Probe products were analyzed on an API4000 Qtrap mass spectrometer (Applied Biosystems/MDS SCIEX, Monza, Italy) coupled with an Acquity UPLC system (Waters, Milan, Italy) and a CTC-PAL auto-injector (CTC Analytics AG, Zwingen, Switzerland). For the CYP2C8 and CYP3A4 probe products, the analytical column was an Acquity BEH reverse phase C18 (50 × 2.1 mm, 1.7-µm particle size) (Waters, Milan, Italy). The column temperature was maintained at 60 °C. The injected sample volume was 10 µL, and analytes were eluted at a flow rate of 800 µL/min in a gradient of eluent A (water with 0.1% formic acid) and eluent B (acetonitrile with 0.1% formic acid). The gradient conditions for elution were 5% B (0.00–0.20 min), 5–95% B (0.20–1.50 min), 95% B (1.50–1.75 min), 95–5% B (1.75–1.80 min), and 5% B (1.80–2.00 min). For the CYP1A2, CYP2C9, CYP2C19, and CYP2D6 probe products, the analytical column was an Acquity BEH reverse-phase phenyl (50 × 2.1 mm, 1.7-µm particle size) (Waters, Milan, Italy). The column temperature was maintained at 45 °C. The injected sample volume was 10 µL, and analytes were eluted at a flow rate of 700 µL/min in a gradient of eluent A (water with 0.1% formic acid) and eluent B (acetonitrile with 0.1% formic acid). The gradient conditions for elution were 100% B (0.00–0.10 min), 100–20% B (0.10–2.30 min), 20% B (2.30–2.90 min), 20–100% B (2.90–3.00 min), and 100% B (3.00–3.80 min).
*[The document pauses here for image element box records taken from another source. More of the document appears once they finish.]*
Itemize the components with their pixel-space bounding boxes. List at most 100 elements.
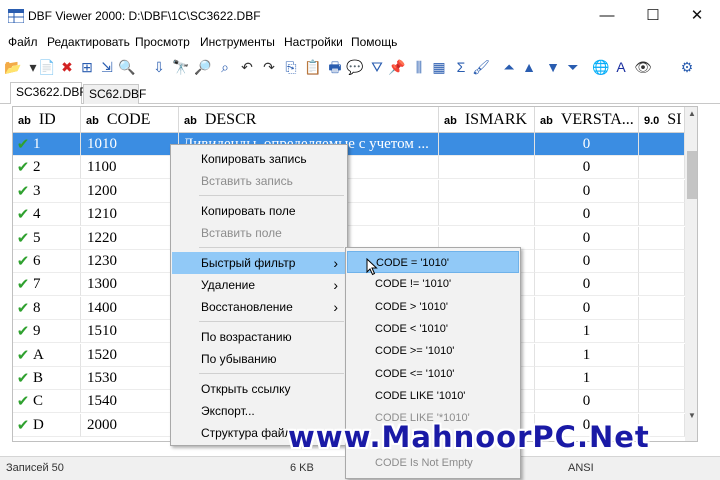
ctx-open-link[interactable]: Открыть ссылку [172,378,346,400]
quick-filter-option[interactable]: CODE < '1010' [347,318,519,340]
cell-code[interactable]: 1010 [81,133,179,156]
cell-version[interactable]: 0 [535,390,639,414]
cell-version[interactable]: 0 [535,133,639,156]
print-icon[interactable]: 🖶 [326,58,344,76]
column-icon[interactable]: ⫼ [410,58,428,76]
cell-si[interactable] [639,156,685,180]
menu-settings[interactable]: Настройки [284,35,343,49]
eye-icon[interactable]: 👁 [634,58,652,76]
cell-version[interactable]: 0 [535,296,639,320]
cell-version[interactable]: 0 [535,156,639,180]
menu-view[interactable]: Просмотр [135,35,190,49]
globe-icon[interactable]: 🌐 [592,58,610,76]
cell-si[interactable] [639,320,685,344]
cell-code[interactable]: 1530 [81,367,179,390]
find-next-icon[interactable]: 🔎 [194,58,212,76]
menu-edit[interactable]: Редактировать [47,35,130,49]
find-icon[interactable]: 🔭 [172,58,190,76]
pin-icon[interactable]: 📌 [388,58,406,76]
cell-ismark[interactable] [439,179,535,203]
cell-ismark[interactable] [439,133,535,156]
ctx-delete[interactable]: Удаление › [172,274,346,296]
table-row[interactable]: ✔41210выплатой ...0 [13,203,685,227]
cell-si[interactable] [639,133,685,156]
maximize-button[interactable]: ☐ [630,0,676,32]
settings-icon[interactable]: ⚙ [678,58,696,76]
ctx-sort-desc[interactable]: По убыванию [172,348,346,370]
scroll-thumb[interactable] [687,151,697,199]
brush-icon[interactable]: 🖌 [472,58,490,76]
cell-si[interactable] [639,203,685,227]
cell-code[interactable]: 1540 [81,390,179,414]
cell-si[interactable] [639,343,685,367]
cell-code[interactable]: 1200 [81,179,179,203]
column-header-version[interactable]: ab VERSTA... [535,107,639,133]
tab-sc62[interactable]: SC62.DBF [83,84,146,104]
minimize-button[interactable]: — [584,0,630,32]
delete-icon[interactable]: ✖ [58,58,76,76]
structure-icon[interactable]: ⊞ [78,58,96,76]
next-record-icon[interactable]: ▼ [544,58,562,76]
cell-code[interactable]: 1520 [81,343,179,367]
cell-si[interactable] [639,226,685,250]
scroll-up-icon[interactable]: ▲ [685,107,697,121]
cell-code[interactable]: 1100 [81,156,179,180]
cell-ismark[interactable] [439,203,535,227]
cell-version[interactable]: 1 [535,343,639,367]
cell-version[interactable]: 1 [535,367,639,390]
column-header-code[interactable]: ab CODE [81,107,179,133]
cell-code[interactable]: 1510 [81,320,179,344]
cell-code[interactable]: 1400 [81,296,179,320]
cell-code[interactable]: 1220 [81,226,179,250]
copy-icon[interactable]: ⎘ [282,58,300,76]
cell-version[interactable]: 1 [535,320,639,344]
font-icon[interactable]: A [612,58,630,76]
cell-version[interactable]: 0 [535,203,639,227]
ctx-restore[interactable]: Восстановление › [172,296,346,318]
cell-version[interactable]: 0 [535,226,639,250]
redo-icon[interactable]: ↷ [260,58,278,76]
cell-version[interactable]: 0 [535,273,639,297]
cell-si[interactable] [639,179,685,203]
cell-version[interactable]: 0 [535,250,639,273]
quick-filter-option[interactable]: CODE LIKE '1010' [347,385,519,407]
menu-file[interactable]: Файл [8,35,38,49]
prev-record-icon[interactable]: ▲ [520,58,538,76]
cell-si[interactable] [639,296,685,320]
zoom-icon[interactable]: 🔍 [118,58,136,76]
cell-code[interactable]: 1210 [81,203,179,227]
table-row[interactable]: ✔21100нтаций и ц...0 [13,156,685,180]
tab-sc3622[interactable]: SC3622.DBF [10,82,87,104]
cell-version[interactable]: 0 [535,179,639,203]
undo-icon[interactable]: ↶ [238,58,256,76]
menu-tools[interactable]: Инструменты [200,35,275,49]
menu-help[interactable]: Помощь [351,35,397,49]
first-record-icon[interactable]: ⏶ [500,58,518,76]
ctx-copy-record[interactable]: Копировать запись [172,148,346,170]
column-header-descr[interactable]: ab DESCR [179,107,439,133]
table-row[interactable]: ✔11010Дивиденды, определяемые с учетом .… [13,133,685,157]
ctx-copy-field[interactable]: Копировать поле [172,200,346,222]
table-row[interactable]: ✔31200наступлени...0 [13,179,685,203]
sum-icon[interactable]: Σ [452,58,470,76]
cell-code[interactable]: 2000 [81,413,179,437]
cell-ismark[interactable] [439,156,535,180]
cell-si[interactable] [639,250,685,273]
close-button[interactable]: ✕ [674,0,720,32]
last-record-icon[interactable]: ⏷ [564,58,582,76]
table-icon[interactable]: ▦ [430,58,448,76]
column-header-si[interactable]: 9.0 SI [639,107,685,133]
cell-code[interactable]: 1230 [81,250,179,273]
bubble-icon[interactable]: 💬 [346,58,364,76]
quick-filter-option[interactable]: CODE > '1010' [347,296,519,318]
quick-filter-option[interactable]: CODE <= '1010' [347,363,519,385]
cell-si[interactable] [639,273,685,297]
ctx-export[interactable]: Экспорт... [172,400,346,422]
quick-filter-option[interactable]: CODE != '1010' [347,273,519,295]
column-header-id[interactable]: ab ID [13,107,81,133]
compress-icon[interactable]: ⇲ [98,58,116,76]
open-folder-icon[interactable]: 📂 [4,58,22,76]
paste-icon[interactable]: 📋 [304,58,322,76]
cell-code[interactable]: 1300 [81,273,179,297]
ctx-quick-filter[interactable]: Быстрый фильтр › [172,252,346,274]
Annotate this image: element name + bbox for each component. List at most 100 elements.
The analytes were quantified in multiple reaction-monitoring mode. The mass transitions used for positive controls and hit compounds are listed in
Table S5. Data were processed, and the percentage control activity was calculated based on a comparison between the ratio of the sample peak area and the peak area.
4.9. Data Analysis
All data fitting was performed with GraphPad Prism version 7.04 (GraphPad Software, Inc., La Jolla, CA, USA). The solid lines are the result of fitting the data to the equations denoted in relevant experimental sections. IC50 values were determined by a nonlinear fit using the equation for sigmoidal dose-response with variable slope. In all graphs, unless otherwise stated, the data points are the mean of experimental triplicates, and all error bars correspond to ± standard deviation.